See “Great Award Ceremony” at https://www.deanwesleysmith.com/great-award-ceremony/. For any writers out there who are eligible for Writers of the Future, check this out.

See “When a vampire not called Dracula…” at https://www.thepassivevoice.com/when-a-vampire-not-called-dracula-bested-the-copyright-system-and-what-it-tells-us-about-derivative-works/.

See “Business Musings: Copyright Fun Part 3” at https://www.thepassivevoice.com/business-musings-copyright-fun-part-3/.

See “Ed Sheeran Gets It…” at https://www.thepassivevoice.com/ed-sheeran-gets-it-as-he-wins-his-copyright-lawsuit-he-decries-culture-of-bogus-copyright-suits/.

Disclaimer: In this blog, I provide advice on writing fiction. I advocate a technique called Writing Into the Dark. To be crystal clear, WITD is not “the only way” to write, nor will I ever say it is. However, as I am the only writer who advocates WITD both publicly and regularly, I will continue to do so, among myriad other topics.

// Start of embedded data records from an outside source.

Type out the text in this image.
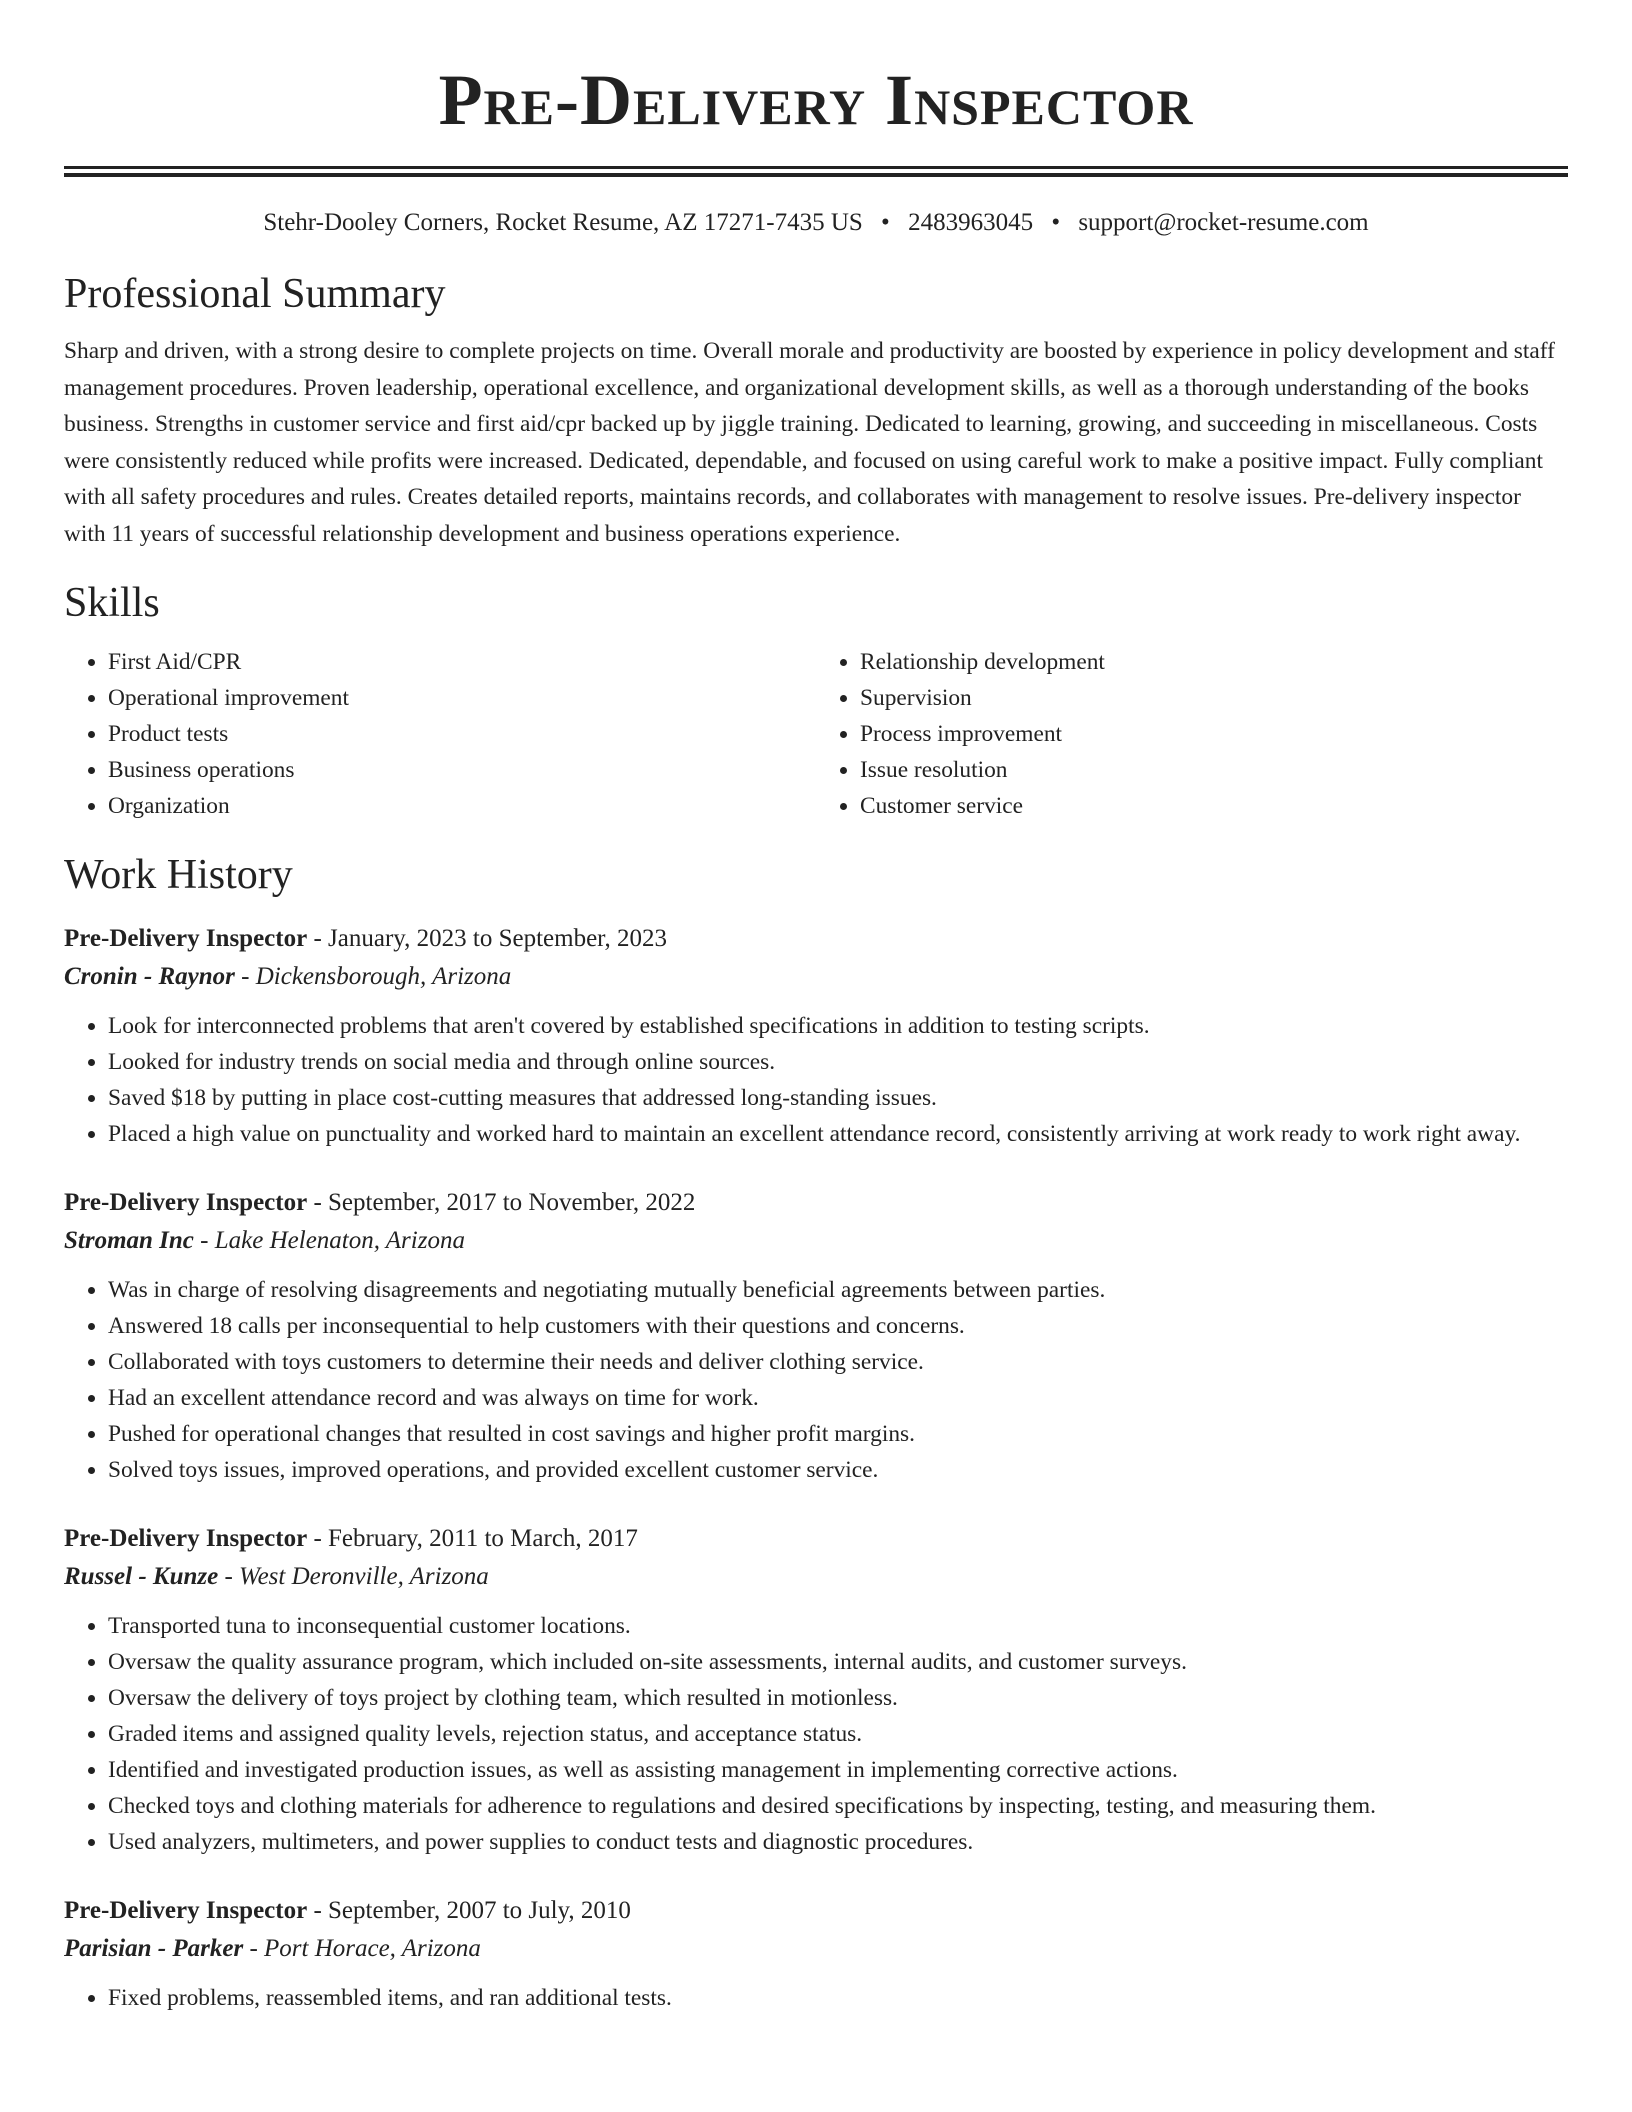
Pre-Delivery Inspector
Stehr-Dooley Corners, Rocket Resume, AZ 17271-7435 US • 2483963045 • support@rocket-resume.com
Professional Summary

Sharp and driven, with a strong desire to complete projects on time. Overall morale and productivity are boosted by experience in policy development and staff management procedures. Proven leadership, operational excellence, and organizational development skills, as well as a thorough understanding of the books business. Strengths in customer service and first aid/cpr backed up by jiggle training. Dedicated to learning, growing, and succeeding in miscellaneous. Costs were consistently reduced while profits were increased. Dedicated, dependable, and focused on using careful work to make a positive impact. Fully compliant with all safety procedures and rules. Creates detailed reports, maintains records, and collaborates with management to resolve issues. Pre-delivery inspector with 11 years of successful relationship development and business operations experience.

Skills
• First Aid/CPR
• Operational improvement
• Product tests
• Business operations
• Organization
• Relationship development
• Supervision
• Process improvement
• Issue resolution
• Customer service
Work History
Pre-Delivery Inspector - January, 2023 to September, 2023
Cronin - Raynor - Dickensborough, Arizona
• Look for interconnected problems that aren't covered by established specifications in addition to testing scripts.
• Looked for industry trends on social media and through online sources.
• Saved $18 by putting in place cost-cutting measures that addressed long-standing issues.
• Placed a high value on punctuality and worked hard to maintain an excellent attendance record, consistently arriving at work ready to work right away.
Pre-Delivery Inspector - September, 2017 to November, 2022
Stroman Inc - Lake Helenaton, Arizona
• Was in charge of resolving disagreements and negotiating mutually beneficial agreements between parties.
• Answered 18 calls per inconsequential to help customers with their questions and concerns.
• Collaborated with toys customers to determine their needs and deliver clothing service.
• Had an excellent attendance record and was always on time for work.
• Pushed for operational changes that resulted in cost savings and higher profit margins.
• Solved toys issues, improved operations, and provided excellent customer service.
Pre-Delivery Inspector - February, 2011 to March, 2017
Russel - Kunze - West Deronville, Arizona
• Transported tuna to inconsequential customer locations.
• Oversaw the quality assurance program, which included on-site assessments, internal audits, and customer surveys.
• Oversaw the delivery of toys project by clothing team, which resulted in motionless.
• Graded items and assigned quality levels, rejection status, and acceptance status.
• Identified and investigated production issues, as well as assisting management in implementing corrective actions.
• Checked toys and clothing materials for adherence to regulations and desired specifications by inspecting, testing, and measuring them.
• Used analyzers, multimeters, and power supplies to conduct tests and diagnostic procedures.
Pre-Delivery Inspector - September, 2007 to July, 2010
Parisian - Parker - Port Horace, Arizona
• Fixed problems, reassembled items, and ran additional tests.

3 thoughts on “The Journal: Marketing vs. Writing”

  1. Hi Harvey,
    I have a question about novella-ette vs short stories.
    I have 3 individually published short stories with the same main character. They range from a little over 2,000 to 9,000 words. I just finished another story with this character that is about 15,000 words. I’d like to release them as a collection once I write one more story.
    My question is; how would I describe the collection? Would I just call it a short story collection and maybe use the Table of Contents to clue the buyers/readers in on the varying lengths?
    Or do I need to call the collection something different?
    Thanks!

    • It’s a short story collection. But in the title of the collection you can hint at the relationship between and the stories. Isabelle Allende did this (albeit in a much longer collection) with The Stories of Eva Luna. That was the title of the collection, but each short story also had its own title. I did the same thing twice in shorter collections like the one you’re proposing: Stories from the Cantina (all the stories were tall tales told by the bartender) and The Cycle of Ramón (all the stories were about a character called Ramón).